Free lesson

Integrate pgvector with SQLAlchemy ORM

You declare Vector columns on SQLAlchemy 2.0 models, run async sessions with asyncpg, and parameterise hybrid queries with proper plan caching.

~25 min read · Free to read — no subscription required.

Integrate pgvector with SQLAlchemy ORM

Most production GenAI codebases reach a point where raw psycopg.fetch calls multiply into hundreds of nearly-identical strings. SQLAlchemy is the standard Python answer to that sprawl, and the pgvector.sqlalchemy adapter teaches the ORM how to round-trip the vector type as a regular column. Done well, you get type-checked queries, automatic connection pooling, and migrations that survive code review. Done poorly, you ship N+1 queries that pull megabytes of vectors per page load. This section is about doing it well.

Introduction

When you scale a GenAI service past a few endpoints, the cost of skipping the ORM shows up as repeated SQL strings, missing connection pooling, and untyped query results that explode at runtime. Wiring pgvector.sqlalchemy into SQLAlchemy 2.0 lets vectors live alongside ordinary columns—same models, same migrations, same async session boundary—instead of forcing a parallel raw-SQL access path. Get this layer wrong and a single list query will pull megabytes of float arrays into every request, throttle the connection pool, and accidentally serialize embeddings to the browser. By the end you'll be able to declare a vector-bearing model with an HNSW index, query it with the typed expression API, exclude embeddings from list reads, and generate Alembic migrations that round-trip the Vector type without hand-editing.

Key Terminology

  • pgvector.sqlalchemy adapter — the bridge package that registers Vector as a SQLAlchemy column type so the ORM round-trips vector(N) like any other column instead of falling back to raw SQL.
  • HNSW index — a graph-based approximate-nearest-neighbour index pgvector exposes through postgresql_using="hnsw"; without it declared on the column, similarity queries hit a sequential scan and collapse under production load.
  • AsyncSession — SQLAlchemy 2.0's async unit-of-work scoped to a single FastAPI request; pairs with async_sessionmaker(expire_on_commit=False) so post-commit attribute access does not trigger an extra round-trip.
  • load_only — a query option that whitelists columns to materialise; on list reads it omits the 1536-dim embedding, which would otherwise pull ~6 KB per row across the wire for data the client never sees.
  • Alembic render_item hook — the autogen extension point that teaches Alembic to emit Vector(N) and its import line so generated migrations apply without manual editing.

Concepts

Production Considerations

  • Forgetting pool_pre_ping=True produces flaky errors after every database restart.
  • Naming a column metadata instead of metadata_ collides with DeclarativeBase.metadata and the import passes silently — until query time when SQLAlchemy raises InvalidRequestError.
  • expire_on_commit=True (the default) makes every post-commit attribute access an extra round-trip; turn it off in async code.
  • Defining the model without the index works in dev (PostgreSQL falls back to seq scan) but blows up in prod under load.
  • Returning ORM objects directly from a FastAPI endpoint serialises the embedding into JSON. Always go through a Pydantic response model that omits it.

Code Walkthrough

Now that you understand how the pgvector.sqlalchemy adapter, HNSW index, and AsyncSession fit together conceptually, let's wire them into a single working layer.
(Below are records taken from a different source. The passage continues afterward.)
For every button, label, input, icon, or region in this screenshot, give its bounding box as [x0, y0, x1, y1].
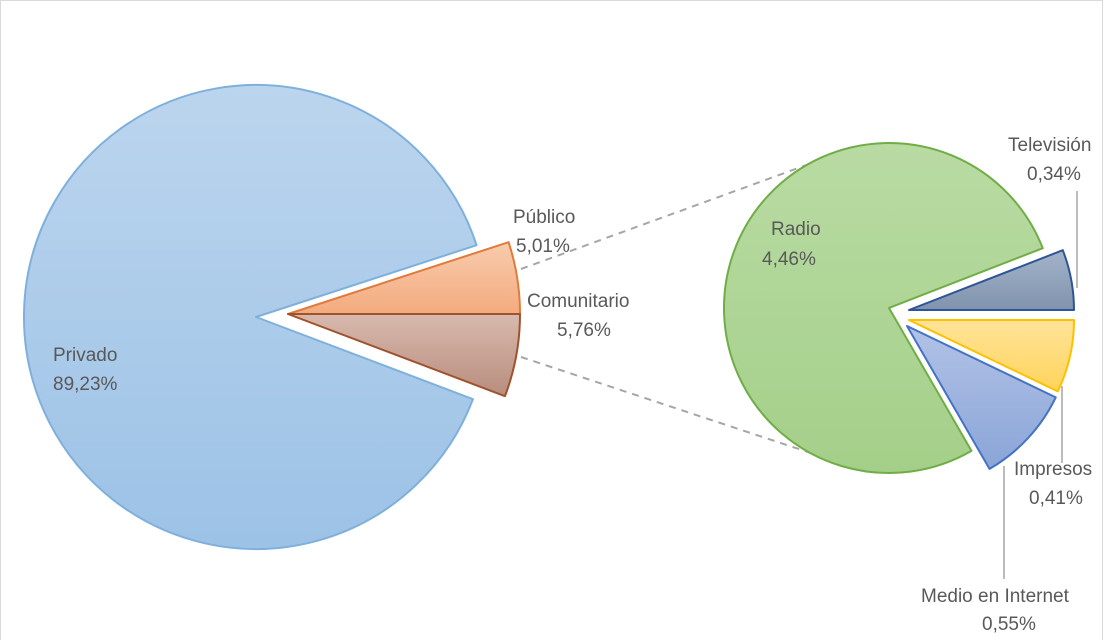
- slice-label-publico-value: 5,01%: [516, 236, 570, 257]
- connector-line-top: [520, 158, 824, 270]
- slice-label-privado-value: 89,23%: [53, 374, 118, 395]
- slice-label-impresos-value: 0,41%: [1029, 488, 1083, 509]
- leader-lines: [1003, 191, 1078, 579]
- slice-label-publico-name: Público: [513, 207, 575, 228]
- slice-label-comunitario-name: Comunitario: [527, 291, 629, 312]
- slice-radio: [723, 142, 1044, 474]
- connector-line-bottom: [520, 356, 824, 458]
- slice-label-privado-name: Privado: [53, 345, 117, 366]
- slice-label-radio-name: Radio: [771, 219, 821, 240]
- slice-medio-en-internet: [906, 325, 1057, 470]
- slice-label-impresos-name: Impresos: [1014, 459, 1092, 480]
- slice-television: [908, 249, 1075, 311]
- slice-label-television-value: 0,34%: [1027, 164, 1081, 185]
- connector-lines: [520, 158, 824, 458]
- slice-label-radio-value: 4,46%: [762, 249, 816, 270]
- slice-label-medio-internet-name: Medio en Internet: [921, 586, 1070, 607]
- slice-label-television-name: Televisión: [1008, 135, 1091, 156]
- slice-label-medio-internet-value: 0,55%: [982, 614, 1036, 635]
- slice-impresos: [908, 319, 1075, 393]
- slice-comunitario: [287, 313, 521, 398]
- slice-label-comunitario-value: 5,76%: [557, 320, 611, 341]
- slice-privado: [23, 83, 478, 550]
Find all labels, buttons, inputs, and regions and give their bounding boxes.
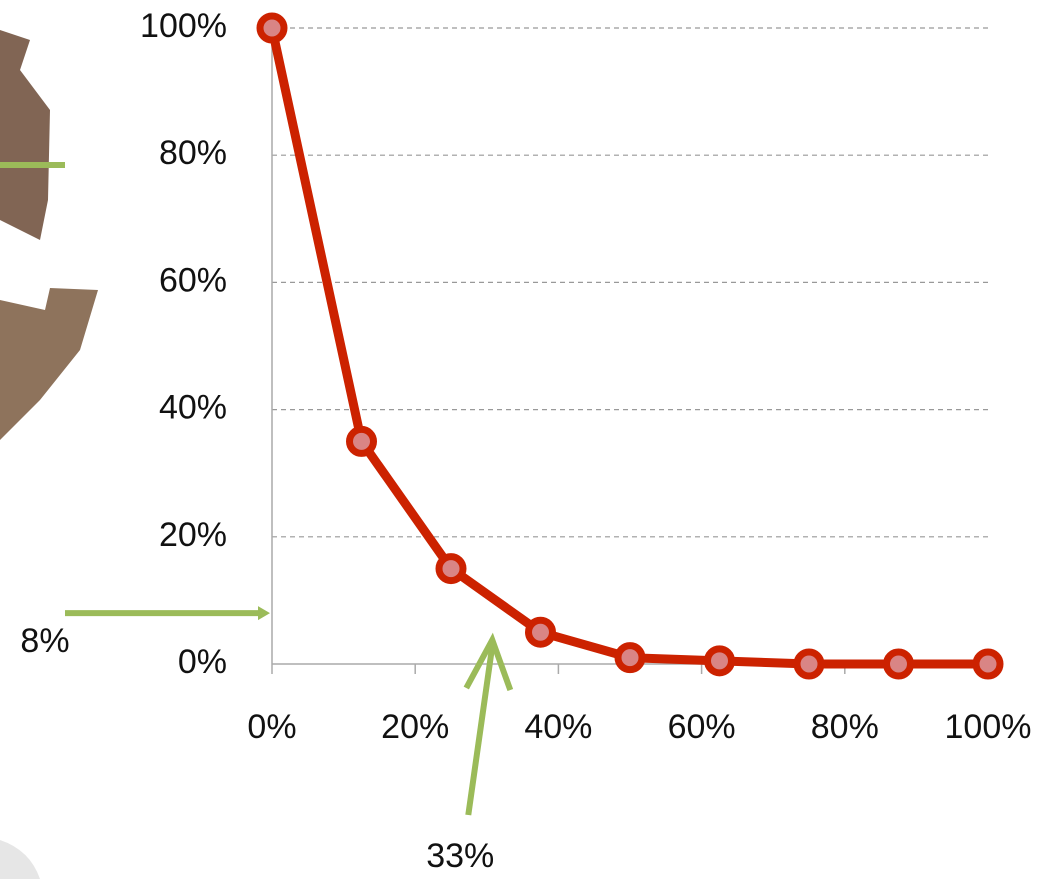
annotation-arrowhead (258, 606, 270, 621)
data-point (346, 425, 377, 457)
data-point (704, 645, 735, 677)
annotation-label: 8% (20, 622, 69, 660)
y-tick-label: 80% (159, 134, 227, 172)
x-tick-label: 20% (381, 708, 449, 746)
annotation-arrowhead (463, 632, 514, 692)
y-tick-label: 20% (159, 516, 227, 554)
annotation-arrow (465, 645, 496, 816)
data-point (614, 642, 646, 674)
data-point (435, 553, 467, 585)
y-tick-label: 60% (159, 261, 227, 299)
data-point (793, 648, 825, 680)
data-point (972, 648, 1004, 680)
data-point (525, 616, 556, 648)
data-point (256, 12, 288, 44)
y-tick-label: 0% (178, 643, 227, 681)
y-tick-label: 100% (140, 7, 227, 45)
x-tick-label: 60% (668, 708, 736, 746)
x-tick-label: 0% (247, 708, 296, 746)
data-point (883, 648, 914, 680)
annotation-label: 33% (426, 837, 494, 875)
y-tick-label: 40% (159, 389, 227, 427)
decoration (0, 30, 98, 879)
x-tick-label: 100% (945, 708, 1032, 746)
data-line (267, 27, 988, 669)
x-tick-label: 40% (524, 708, 592, 746)
x-tick-label: 80% (811, 708, 879, 746)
The model below registers Vector(1536) as a typed column and co-locates the HNSW index so it travels with every migration. Note that the Python attribute is named metadata_ while the database column is named "metadata" — this sidesteps the DeclarativeBase.metadata name collision that passes silently at import time but raises InvalidRequestError at query time. The async engine is configured alongside the model so the session factory is ready to use immediately.

Code snippetpython
1from datetime import datetime 2from uuid import UUID, uuid4 3from pgvector.sqlalchemy import Vector 4from sqlalchemy import String, DateTime, Index, func 5from sqlalchemy.dialects.postgresql import JSONB, UUID as PgUUID 6from sqlalchemy.orm import DeclarativeBase, Mapped, mapped_column 7from sqlalchemy.ext.asyncio import AsyncSession, async_sessionmaker, create_async_engine 8 9class Base(DeclarativeBase): 10 pass 11 12class Document(Base): 13 __tablename__ = "documents" 14 15 id: Mapped[UUID] = mapped_column(PgUUID(as_uuid=True), primary_key=True, default=uuid4) 16 content: Mapped[str] = mapped_column(String, nullable=False) 17 metadata_: Mapped[dict] = mapped_column("metadata", JSONB, default=dict) 18 embedding: Mapped[list[float]] = mapped_column(Vector(1536), nullable=False) 19 created_at: Mapped[datetime] = mapped_column(DateTime(timezone=True), server_default=func.now()) 20 21 __table_args__ = ( 22 Index( 23 "documents_embedding_hnsw_idx", 24 "embedding", 25 postgresql_using="hnsw", 26 postgresql_with={"m": 16, "ef_construction": 64}, 27 postgresql_ops={"embedding": "vector_cosine_ops"}, 28 ), 29 ) 30 31engine = create_async_engine( 32 "postgresql+asyncpg://user:pass@db:5432/vectordb", 33 pool_size=10, 34 max_overflow=10, 35 pool_pre_ping=True, 36) 37AsyncSessionLocal = async_sessionmaker(engine, expire_on_commit=False, class_=AsyncSession)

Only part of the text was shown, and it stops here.